In this article we propose a hybrid method based on a local meshless method and the Laplace transform for approximating the solution of linear one dimensional partial differential equations in the sense of the Caputo–Fabrizio fractional derivative. In our numerical scheme the Laplace transform is used to avoid the time stepping procedure, and the local meshless method is used to produce sparse differentiation matrices and avoid the ill conditioning issues resulting in global meshless methods. Our numerical method comprises three steps. In the first step we transform the given equation to an equivalent time independent equation. Secondly the reduced equation is solved via a local meshless method. Finally, the solution of the original equation is obtained via the inverse Laplace transform by representing it as a contour integral in the complex left half plane. The contour integral is then approximated using the trapezoidal rule. The stability and convergence of the method are discussed. The efficiency, efficacy, and accuracy of the proposed method are assessed using four different problems. Numerical approximations of these problems are obtained and validated against exact solutions. The obtained results show that the proposed method can solve such types of problems efficiently.

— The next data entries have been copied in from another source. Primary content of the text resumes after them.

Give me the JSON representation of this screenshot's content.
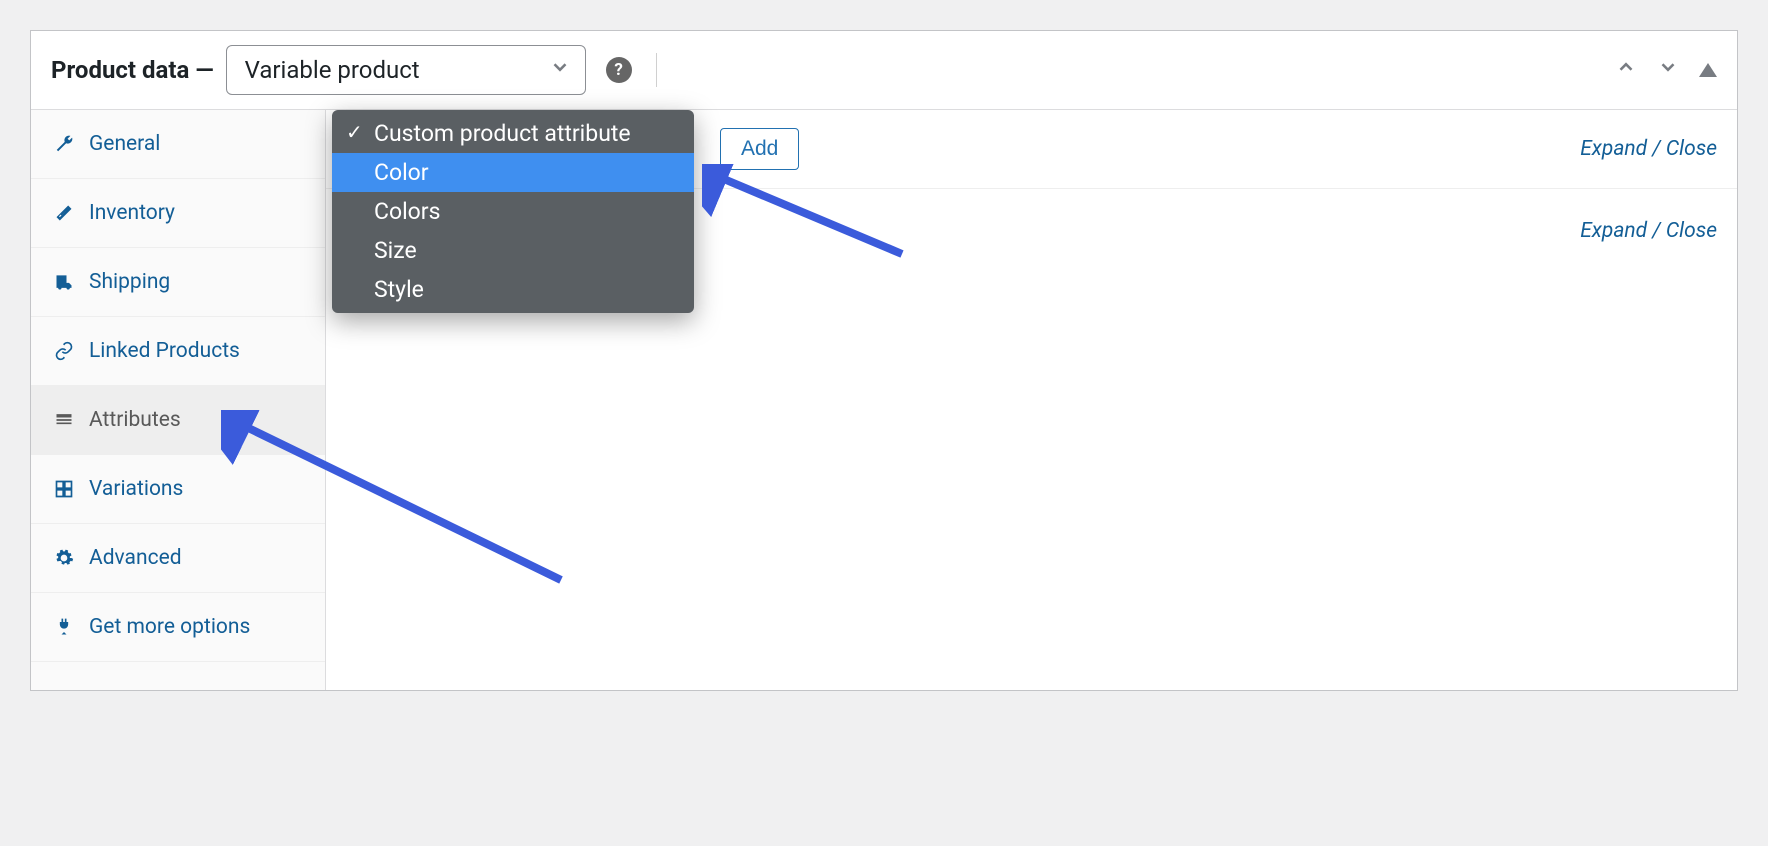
{
  "header": {
    "title": "Product data",
    "dash": "—",
    "product_type": "Variable product"
  },
  "sidebar": {
    "items": [
      {
        "label": "General"
      },
      {
        "label": "Inventory"
      },
      {
        "label": "Shipping"
      },
      {
        "label": "Linked Products"
      },
      {
        "label": "Attributes"
      },
      {
        "label": "Variations"
      },
      {
        "label": "Advanced"
      },
      {
        "label": "Get more options"
      }
    ]
  },
  "toolbar": {
    "add_label": "Add",
    "expand_close": "Expand / Close",
    "expand_close_2": "Expand / Close"
  },
  "dropdown": {
    "items": [
      {
        "label": "Custom product attribute",
        "checked": true
      },
      {
        "label": "Color",
        "highlight": true
      },
      {
        "label": "Colors"
      },
      {
        "label": "Size"
      },
      {
        "label": "Style"
      }
    ]
  }
}
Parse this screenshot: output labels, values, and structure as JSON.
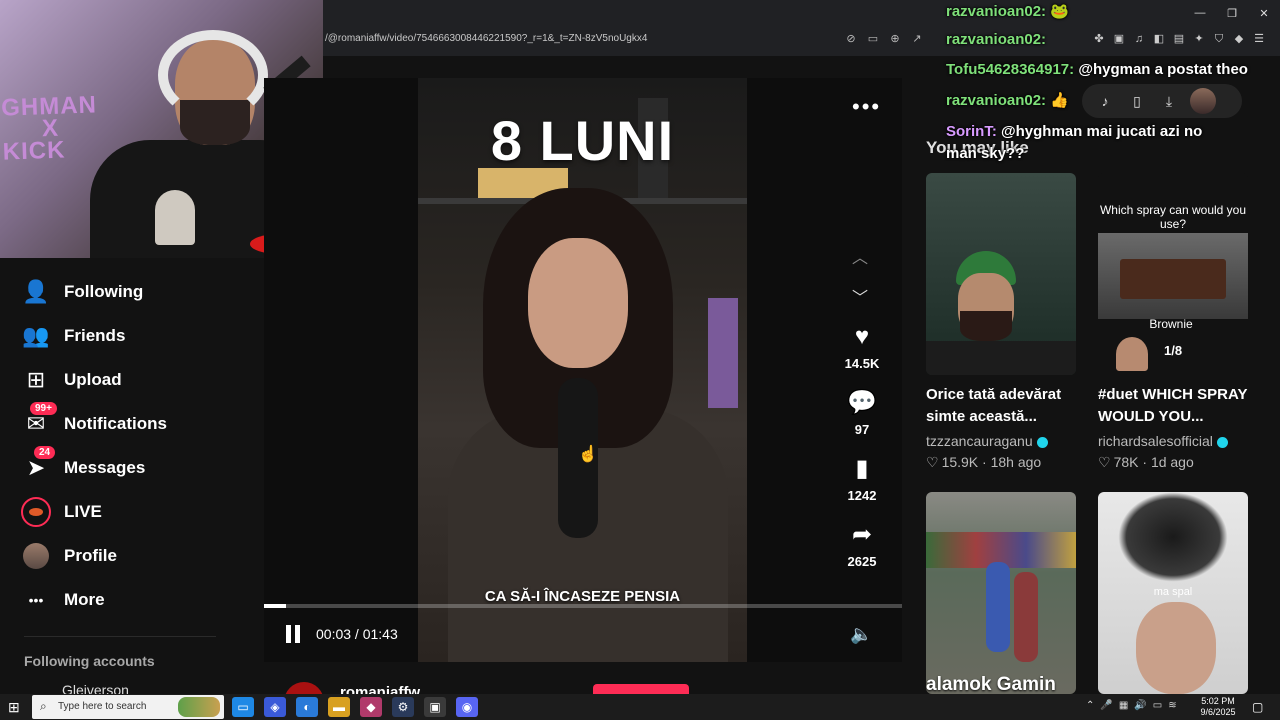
{
  "browser": {
    "url": "/@romaniaffw/video/7546663008446221590?_r=1&_t=ZN-8zV5noUgkx4",
    "window_controls": [
      "—",
      "❐",
      "✕"
    ]
  },
  "webcam": {
    "wall_text_line1": "GHMAN",
    "wall_text_line2": "X",
    "wall_text_line3": "KICK"
  },
  "chat": [
    {
      "user": "razvanioan02:",
      "message": "🐸"
    },
    {
      "user": "razvanioan02:",
      "message": ""
    },
    {
      "user": "Tofu54628364917:",
      "message": "@hygman a postat theo"
    },
    {
      "user": "razvanioan02:",
      "message": "👍"
    },
    {
      "user": "SorinT:",
      "message": "@hyghman mai jucati azi no"
    },
    {
      "user": "",
      "message": "man sky??"
    }
  ],
  "sidebar": {
    "items": [
      {
        "label": "Following",
        "icon": "following-icon",
        "glyph": "👤"
      },
      {
        "label": "Friends",
        "icon": "friends-icon",
        "glyph": "👥"
      },
      {
        "label": "Upload",
        "icon": "upload-icon",
        "glyph": "⊞"
      },
      {
        "label": "Notifications",
        "icon": "notifications-icon",
        "glyph": "✉",
        "badge": "99+"
      },
      {
        "label": "Messages",
        "icon": "messages-icon",
        "glyph": "➤",
        "badge": "24"
      },
      {
        "label": "LIVE",
        "icon": "live-icon"
      },
      {
        "label": "Profile",
        "icon": "profile-icon"
      },
      {
        "label": "More",
        "icon": "more-icon",
        "glyph": "•••"
      }
    ],
    "following_accounts": "Following accounts",
    "first_account": "Gleiverson"
  },
  "video": {
    "title": "8 LUNI",
    "subtitle": "CA SĂ-I ÎNCASEZE PENSIA",
    "time": "00:03 / 01:43",
    "progress_fraction": 0.035,
    "author": "romaniaffw"
  },
  "actions": {
    "likes": "14.5K",
    "comments": "97",
    "saves": "1242",
    "shares": "2625"
  },
  "recommend": {
    "heading": "You may like",
    "cards": [
      {
        "title": "Orice tată adevărat simte această...",
        "author": "tzzzancauraganu",
        "likes": "15.9K",
        "age": "18h ago"
      },
      {
        "title": "#duet WHICH SPRAY WOULD YOU...",
        "author": "richardsalesofficial",
        "likes": "78K",
        "age": "1d ago",
        "overlay_question": "Which spray can would you use?",
        "overlay_label": "Brownie",
        "overlay_count": "1/8"
      },
      {
        "overlay_text": "alamok Gamin"
      },
      {
        "overlay_text": "ma spal"
      }
    ]
  },
  "taskbar": {
    "search_placeholder": "Type here to search",
    "time": "5:02 PM",
    "date": "9/6/2025"
  },
  "colors": {
    "accent": "#fe2c55",
    "verified": "#20d5ec",
    "chat_user": "#7fe07a"
  }
}
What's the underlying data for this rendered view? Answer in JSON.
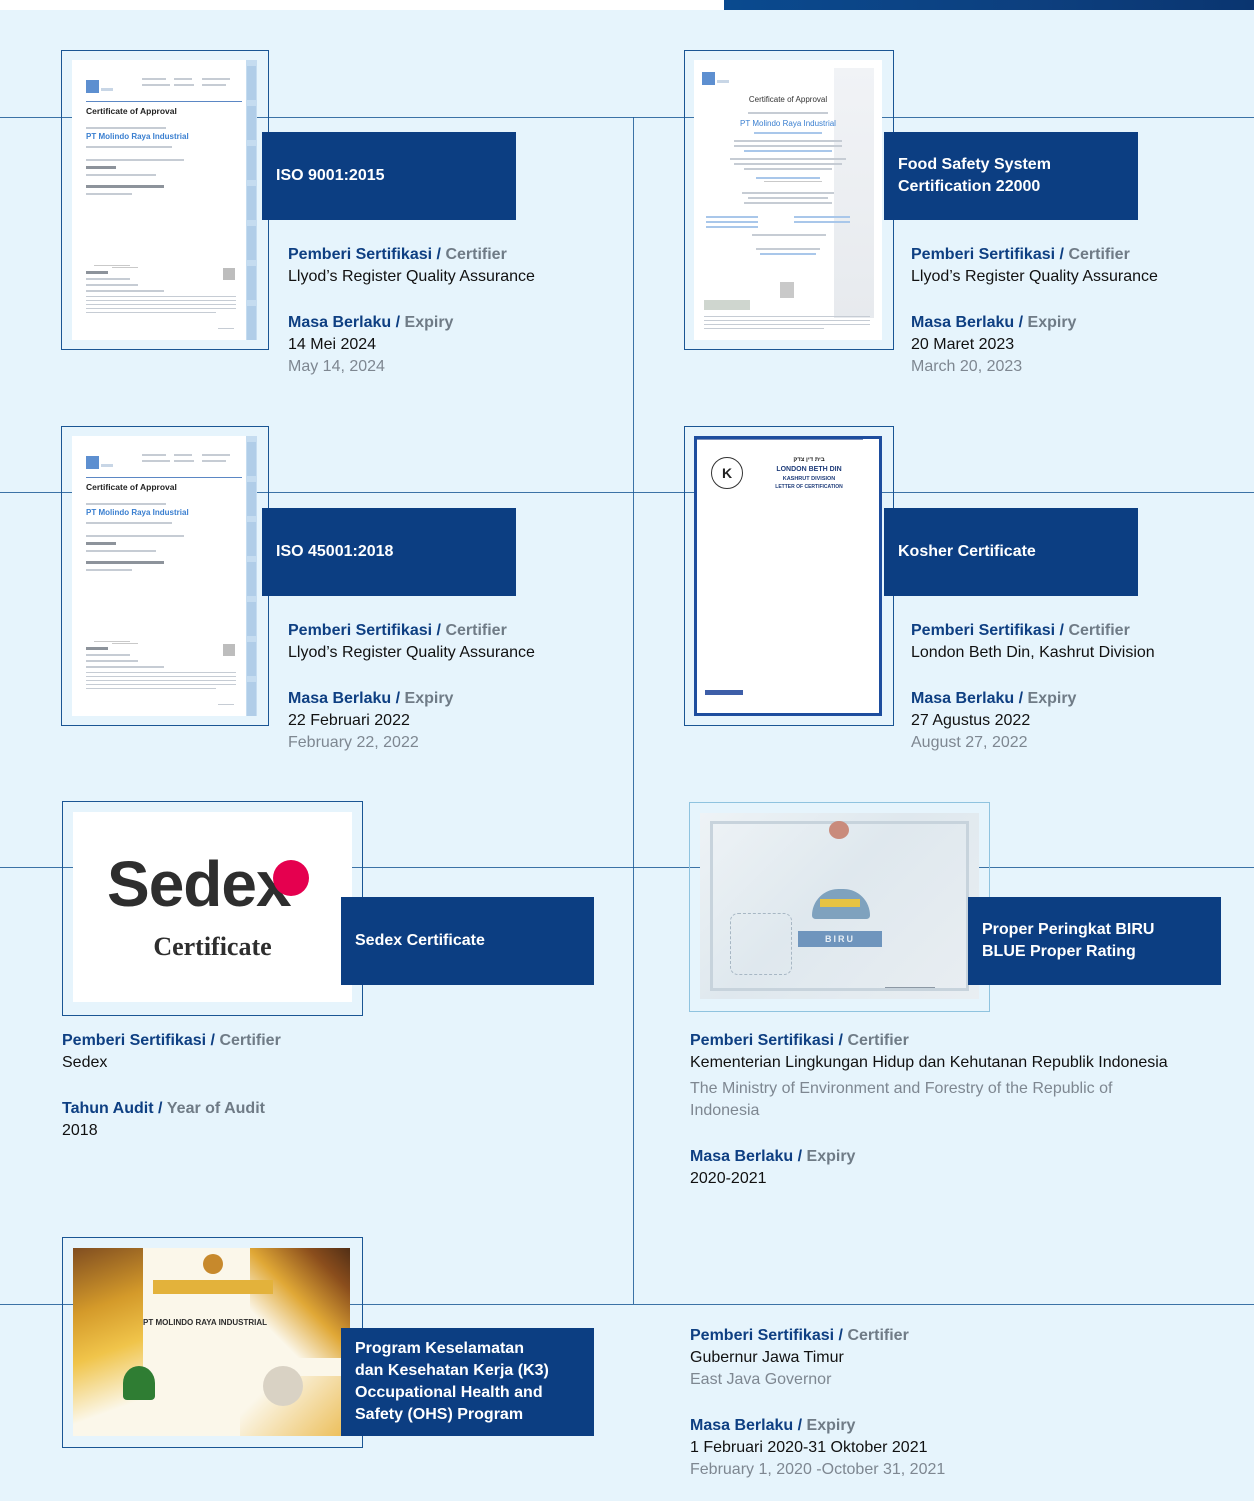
{
  "labels": {
    "certifier_id": "Pemberi Sertifikasi",
    "certifier_en": "Certifier",
    "expiry_id": "Masa Berlaku",
    "expiry_en": "Expiry",
    "audit_id": "Tahun Audit",
    "audit_en": "Year of Audit",
    "slash": "/"
  },
  "certs": [
    {
      "title": "ISO 9001:2015",
      "certifier": "Llyod’s Register Quality Assurance",
      "expiry": "14 Mei 2024",
      "expiry_en": "May 14, 2024",
      "thumb": {
        "heading": "Certificate of Approval",
        "company": "PT Molindo Raya Industrial"
      }
    },
    {
      "title_line1": "Food Safety System",
      "title_line2": "Certification 22000",
      "certifier": "Llyod’s Register Quality Assurance",
      "expiry": "20 Maret 2023",
      "expiry_en": "March 20, 2023",
      "thumb": {
        "heading": "Certificate of Approval",
        "company": "PT Molindo Raya Industrial"
      }
    },
    {
      "title": "ISO 45001:2018",
      "certifier": "Llyod’s Register Quality Assurance",
      "expiry": "22 Februari 2022",
      "expiry_en": "February 22, 2022",
      "thumb": {
        "heading": "Certificate of Approval",
        "company": "PT Molindo Raya Industrial"
      }
    },
    {
      "title": "Kosher Certificate",
      "certifier": "London Beth Din, Kashrut Division",
      "expiry": "27 Agustus 2022",
      "expiry_en": "August 27, 2022",
      "thumb": {
        "line1": "LONDON BETH DIN",
        "line2": "KASHRUT DIVISION",
        "line3": "LETTER OF CERTIFICATION"
      }
    },
    {
      "title": "Sedex Certificate",
      "certifier": "Sedex",
      "audit_year": "2018",
      "thumb": {
        "logo": "Sedex",
        "sub": "Certificate"
      }
    },
    {
      "title_line1": "Proper Peringkat BIRU",
      "title_line2": "BLUE Proper Rating",
      "certifier": "Kementerian Lingkungan Hidup dan Kehutanan Republik Indonesia",
      "certifier_en_line1": "The Ministry of Environment and Forestry of the Republic of",
      "certifier_en_line2": "Indonesia",
      "expiry": "2020-2021",
      "thumb": {
        "badge": "BIRU"
      }
    },
    {
      "title_line1": "Program Keselamatan",
      "title_line2": "dan Kesehatan Kerja (K3)",
      "title_line3": "Occupational Health and",
      "title_line4": "Safety (OHS) Program",
      "certifier": "Gubernur Jawa Timur",
      "certifier_en": "East Java Governor",
      "expiry": "1 Februari 2020-31 Oktober 2021",
      "expiry_en": "February 1, 2020 -October 31, 2021",
      "thumb": {
        "banner": "PT MOLINDO RAYA INDUSTRIAL"
      }
    }
  ],
  "colors": {
    "navy": "#0c3e82",
    "panel": "#e6f4fc",
    "muted": "#7e8791"
  }
}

在本文中，我们提出了一种基于局部无网格方法和拉普拉斯变换的混合方法，用于逼近 Caputo-Fabrizio 分数阶导数意义上的线性一维偏微分方程的解。在我们的数值方案中，拉普拉斯变换用于避免时间步长过程，局部无网格方法用于产生稀疏微分矩阵并避免导致全局无网格方法的病态问题。我们的数值方法包括三个步骤。在第一步中，我们将给定的方程转换为等效的时间无关方程。其次，通过局部无网格方法求解简化方程。最后，原始方程的解是通过逆拉普拉斯变换获得的，将其表示为复左半平面中的轮廓积分。然后使用梯形规则近似轮廓积分。讨论了该方法的稳定性和收敛性。使用四个不同的问题来评估所提出方法的效率、功效和准确性。获得这些问题的数值近似值，并针对精确解进行验证。得到的结果表明，所提出的方法可以有效地解决此类问题。获得这些问题的数值近似值，并针对精确解进行验证。得到的结果表明，所提出的方法可以有效地解决此类问题。获得这些问题的数值近似值，并针对精确解进行验证。得到的结果表明，所提出的方法可以有效地解决此类问题。